The controversy began when a Microsoft product manager quietly introduced a “Co‑Authored‑by Copilot” line into the Git commit metadata of Visual Studio Code. The modification was approved by a principal engineer without any release notes, and it landed in the codebase instantly. Developers who had explicitly disabled Copilot discovered their commits were still labeled as AI‑generated, prompting an outpouring of criticism on GitHub and Hacker News. The rapid community response forced Microsoft to acknowledge the mistake, with engineer Dmitriy Vasyura pledging to roll back the setting in the upcoming 1.119 release.

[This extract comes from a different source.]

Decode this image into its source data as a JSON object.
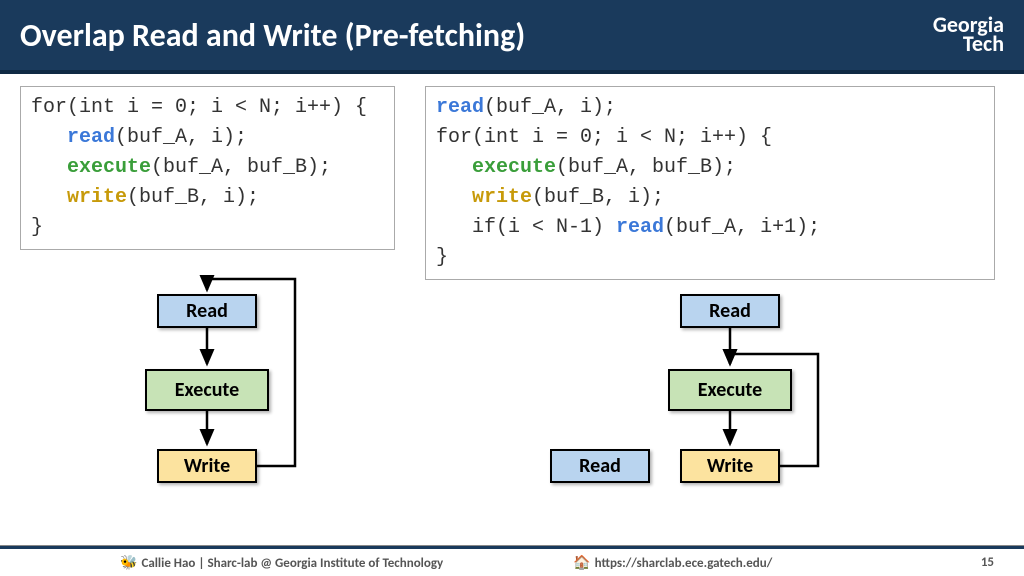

Beyond the immediate backlash, the episode raises serious questions about how software vendors track and report AI usage. By automatically tagging commits, Microsoft could inadvertently—or deliberately—inflate Copilot’s activity metrics, a practice that would mislead investors and product teams alike. More importantly, the hidden attribution creates potential copyright liabilities; organizations that enforce strict AI policies may find themselves unintentionally violating internal guidelines or external regulations. Legal teams are now scrutinizing whether such metadata could be considered a form of undisclosed data processing under emerging AI governance frameworks.

For the broader tech industry, the incident underscores the need for transparent AI governance and robust internal review processes. Companies deploying AI‑assisted tools must ensure that telemetry and attribution mechanisms respect user settings and compliance requirements. As enterprises increasingly adopt AI‑enhanced development environments, trust hinges on clear communication about what data is collected and how it is used. Microsoft’s swift reversal signals a growing awareness that opaque AI features can erode developer confidence and invite regulatory scrutiny.